Authentic Cuban Congri
Arguably one of the greatest Latin American rice side dishes! Why have white rice and black beans when you can have it together? This classic Cuban dish goes by many names (Moros y Cristianos, etc.) depending on the region or Latin country, but once you try it you’ll understand it doesn’t matter what it’s called — it’s simply delicious.

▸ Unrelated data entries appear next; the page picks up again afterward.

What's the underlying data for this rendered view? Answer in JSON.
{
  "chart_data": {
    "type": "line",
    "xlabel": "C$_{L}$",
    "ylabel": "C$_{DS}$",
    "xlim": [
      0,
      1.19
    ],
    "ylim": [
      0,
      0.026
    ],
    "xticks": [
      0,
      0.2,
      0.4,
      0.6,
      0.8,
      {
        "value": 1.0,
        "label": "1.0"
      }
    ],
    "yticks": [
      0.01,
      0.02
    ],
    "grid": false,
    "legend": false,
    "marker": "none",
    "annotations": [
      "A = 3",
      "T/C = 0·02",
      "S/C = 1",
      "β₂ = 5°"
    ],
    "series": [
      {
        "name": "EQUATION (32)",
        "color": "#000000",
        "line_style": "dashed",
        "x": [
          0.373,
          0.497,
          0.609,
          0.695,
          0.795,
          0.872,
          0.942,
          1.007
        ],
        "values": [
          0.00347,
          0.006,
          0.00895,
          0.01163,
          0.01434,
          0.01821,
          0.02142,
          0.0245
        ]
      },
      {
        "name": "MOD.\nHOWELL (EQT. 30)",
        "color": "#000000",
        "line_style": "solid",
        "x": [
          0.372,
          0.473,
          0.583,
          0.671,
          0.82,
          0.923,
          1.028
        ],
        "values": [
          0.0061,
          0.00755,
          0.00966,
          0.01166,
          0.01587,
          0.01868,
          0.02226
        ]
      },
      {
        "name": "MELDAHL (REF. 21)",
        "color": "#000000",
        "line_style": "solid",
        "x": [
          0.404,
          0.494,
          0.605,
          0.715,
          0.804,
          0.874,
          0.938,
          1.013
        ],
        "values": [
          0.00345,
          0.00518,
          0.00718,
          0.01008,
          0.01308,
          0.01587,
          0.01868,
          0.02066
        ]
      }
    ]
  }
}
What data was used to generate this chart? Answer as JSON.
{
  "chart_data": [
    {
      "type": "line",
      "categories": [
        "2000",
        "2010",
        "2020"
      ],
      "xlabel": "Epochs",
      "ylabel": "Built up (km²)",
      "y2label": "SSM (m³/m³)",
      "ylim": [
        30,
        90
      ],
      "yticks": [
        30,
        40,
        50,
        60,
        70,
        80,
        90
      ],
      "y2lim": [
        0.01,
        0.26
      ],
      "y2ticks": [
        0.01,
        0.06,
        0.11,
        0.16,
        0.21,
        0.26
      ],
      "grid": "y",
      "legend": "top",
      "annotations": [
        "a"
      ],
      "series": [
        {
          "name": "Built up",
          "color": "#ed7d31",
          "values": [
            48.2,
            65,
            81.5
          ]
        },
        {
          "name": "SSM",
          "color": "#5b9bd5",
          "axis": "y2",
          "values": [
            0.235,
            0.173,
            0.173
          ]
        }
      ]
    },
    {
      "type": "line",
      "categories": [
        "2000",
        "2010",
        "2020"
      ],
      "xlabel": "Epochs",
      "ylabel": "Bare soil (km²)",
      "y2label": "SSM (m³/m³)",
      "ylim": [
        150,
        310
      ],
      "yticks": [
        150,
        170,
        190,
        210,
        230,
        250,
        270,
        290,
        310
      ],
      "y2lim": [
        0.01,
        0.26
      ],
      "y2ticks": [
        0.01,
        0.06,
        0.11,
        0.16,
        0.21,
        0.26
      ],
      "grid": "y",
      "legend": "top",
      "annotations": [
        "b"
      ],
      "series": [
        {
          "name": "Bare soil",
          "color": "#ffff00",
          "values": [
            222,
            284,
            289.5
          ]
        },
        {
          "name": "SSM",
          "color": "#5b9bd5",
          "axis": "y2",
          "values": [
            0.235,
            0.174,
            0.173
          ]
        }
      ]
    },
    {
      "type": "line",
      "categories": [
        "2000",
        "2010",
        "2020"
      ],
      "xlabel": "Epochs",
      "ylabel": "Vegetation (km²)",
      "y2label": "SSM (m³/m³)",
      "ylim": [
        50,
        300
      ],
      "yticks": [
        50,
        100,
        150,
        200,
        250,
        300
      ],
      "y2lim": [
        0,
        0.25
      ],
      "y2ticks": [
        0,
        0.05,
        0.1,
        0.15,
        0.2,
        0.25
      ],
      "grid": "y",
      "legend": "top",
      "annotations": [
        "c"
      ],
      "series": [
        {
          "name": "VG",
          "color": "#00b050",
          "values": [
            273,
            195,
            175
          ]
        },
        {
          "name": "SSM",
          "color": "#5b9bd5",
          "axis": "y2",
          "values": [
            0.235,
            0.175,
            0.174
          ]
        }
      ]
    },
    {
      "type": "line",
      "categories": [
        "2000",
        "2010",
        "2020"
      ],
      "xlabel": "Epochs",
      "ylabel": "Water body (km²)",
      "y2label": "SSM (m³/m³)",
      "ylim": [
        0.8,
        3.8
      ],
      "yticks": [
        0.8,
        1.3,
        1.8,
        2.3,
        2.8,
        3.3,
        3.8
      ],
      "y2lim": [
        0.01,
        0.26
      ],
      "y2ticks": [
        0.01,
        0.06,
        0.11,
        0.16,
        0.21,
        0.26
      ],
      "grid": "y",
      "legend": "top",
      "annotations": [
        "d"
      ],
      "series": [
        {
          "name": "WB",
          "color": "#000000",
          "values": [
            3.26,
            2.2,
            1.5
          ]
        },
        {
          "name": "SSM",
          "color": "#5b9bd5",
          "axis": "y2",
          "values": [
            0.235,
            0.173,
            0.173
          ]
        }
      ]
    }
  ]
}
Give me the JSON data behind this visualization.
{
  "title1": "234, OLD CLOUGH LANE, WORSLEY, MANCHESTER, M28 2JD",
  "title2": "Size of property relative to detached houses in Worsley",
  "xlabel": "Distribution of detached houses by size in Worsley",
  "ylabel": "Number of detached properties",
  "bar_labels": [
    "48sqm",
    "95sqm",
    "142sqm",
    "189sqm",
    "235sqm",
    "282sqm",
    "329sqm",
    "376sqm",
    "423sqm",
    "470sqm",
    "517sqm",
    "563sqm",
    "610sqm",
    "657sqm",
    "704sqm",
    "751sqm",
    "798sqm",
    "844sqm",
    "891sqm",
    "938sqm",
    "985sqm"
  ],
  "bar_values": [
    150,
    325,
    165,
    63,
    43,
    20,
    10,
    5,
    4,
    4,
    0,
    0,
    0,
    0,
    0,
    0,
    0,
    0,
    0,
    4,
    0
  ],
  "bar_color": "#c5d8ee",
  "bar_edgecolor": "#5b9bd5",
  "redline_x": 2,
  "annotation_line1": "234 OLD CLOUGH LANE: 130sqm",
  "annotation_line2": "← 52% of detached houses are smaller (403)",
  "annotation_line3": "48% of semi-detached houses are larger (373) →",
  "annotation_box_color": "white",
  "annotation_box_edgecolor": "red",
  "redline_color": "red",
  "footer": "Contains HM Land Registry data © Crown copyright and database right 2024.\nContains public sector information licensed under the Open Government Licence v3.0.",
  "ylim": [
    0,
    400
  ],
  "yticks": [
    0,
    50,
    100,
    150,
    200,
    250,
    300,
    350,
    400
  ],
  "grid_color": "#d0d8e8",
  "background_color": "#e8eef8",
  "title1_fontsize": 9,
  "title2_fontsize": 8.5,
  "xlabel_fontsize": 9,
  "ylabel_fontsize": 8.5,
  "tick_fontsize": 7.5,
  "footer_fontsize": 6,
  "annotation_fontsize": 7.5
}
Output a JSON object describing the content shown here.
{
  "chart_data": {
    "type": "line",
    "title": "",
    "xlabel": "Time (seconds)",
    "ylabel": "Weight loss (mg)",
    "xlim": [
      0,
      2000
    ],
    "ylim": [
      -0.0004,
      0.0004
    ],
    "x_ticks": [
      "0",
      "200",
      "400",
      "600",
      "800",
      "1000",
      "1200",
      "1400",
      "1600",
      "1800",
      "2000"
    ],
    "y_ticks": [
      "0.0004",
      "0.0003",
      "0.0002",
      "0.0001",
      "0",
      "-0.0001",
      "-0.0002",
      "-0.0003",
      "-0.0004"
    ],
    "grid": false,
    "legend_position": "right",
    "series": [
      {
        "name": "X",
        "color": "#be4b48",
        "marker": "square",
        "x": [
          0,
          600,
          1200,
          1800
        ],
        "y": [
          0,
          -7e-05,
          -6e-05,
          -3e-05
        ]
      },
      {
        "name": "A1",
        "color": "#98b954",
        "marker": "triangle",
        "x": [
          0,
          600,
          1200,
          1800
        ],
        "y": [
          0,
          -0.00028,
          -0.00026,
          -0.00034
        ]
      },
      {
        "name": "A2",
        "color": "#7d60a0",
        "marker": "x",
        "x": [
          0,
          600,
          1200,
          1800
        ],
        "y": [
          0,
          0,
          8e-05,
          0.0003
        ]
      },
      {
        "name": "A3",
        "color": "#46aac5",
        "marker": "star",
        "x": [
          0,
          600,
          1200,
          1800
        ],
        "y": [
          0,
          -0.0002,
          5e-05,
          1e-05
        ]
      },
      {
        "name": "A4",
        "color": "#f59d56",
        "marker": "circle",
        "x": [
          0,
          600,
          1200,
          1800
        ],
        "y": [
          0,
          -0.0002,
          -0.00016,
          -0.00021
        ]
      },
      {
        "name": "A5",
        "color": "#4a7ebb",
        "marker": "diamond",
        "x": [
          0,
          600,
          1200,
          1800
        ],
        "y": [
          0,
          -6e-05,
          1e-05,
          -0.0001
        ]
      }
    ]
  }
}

This dish captures everything amazing about black beans and infuses it into white rice.
Prep Time 15 minutes mins
Cook Time 30 minutes mins
Course Entree, Side Dish
Cuisine cuban
Black Beans
- 2 cups dried black beans
- 6 cups water
- 2 bay leaves
- 1/2 white onion whole
- 1/2 red bell pepper whole
- 1/2 green bell pepper whole
- 3 garlic cloves smashed
- 1 tsp salt
Rice
- 1/2 red bell pepper finely diced
- 1/2 green bell pepper finely diced
- 1/2 white onion finely diced
- 3 garlic cloves minced
- 1 tsp cumin
- 1 tsp oregano
- 2 bay leaves
- 2 cups uncooked white rice
- 2 3/4 - 3 cups bean broth
- 1 1/2 - 2 cups cooked beans
- Salt & pepper to taste
Rice
In a large pot or pressure cooker, sauté onions, bell peppers until softened.
Add garlic and once fragrant, add spices, bay leaves and rice. Mix & coat the rice with the flavor in the pot.
Pour bean broth & add beans. Season to taste with salt & pepper.
Cook rice using the "rice cooker" setting.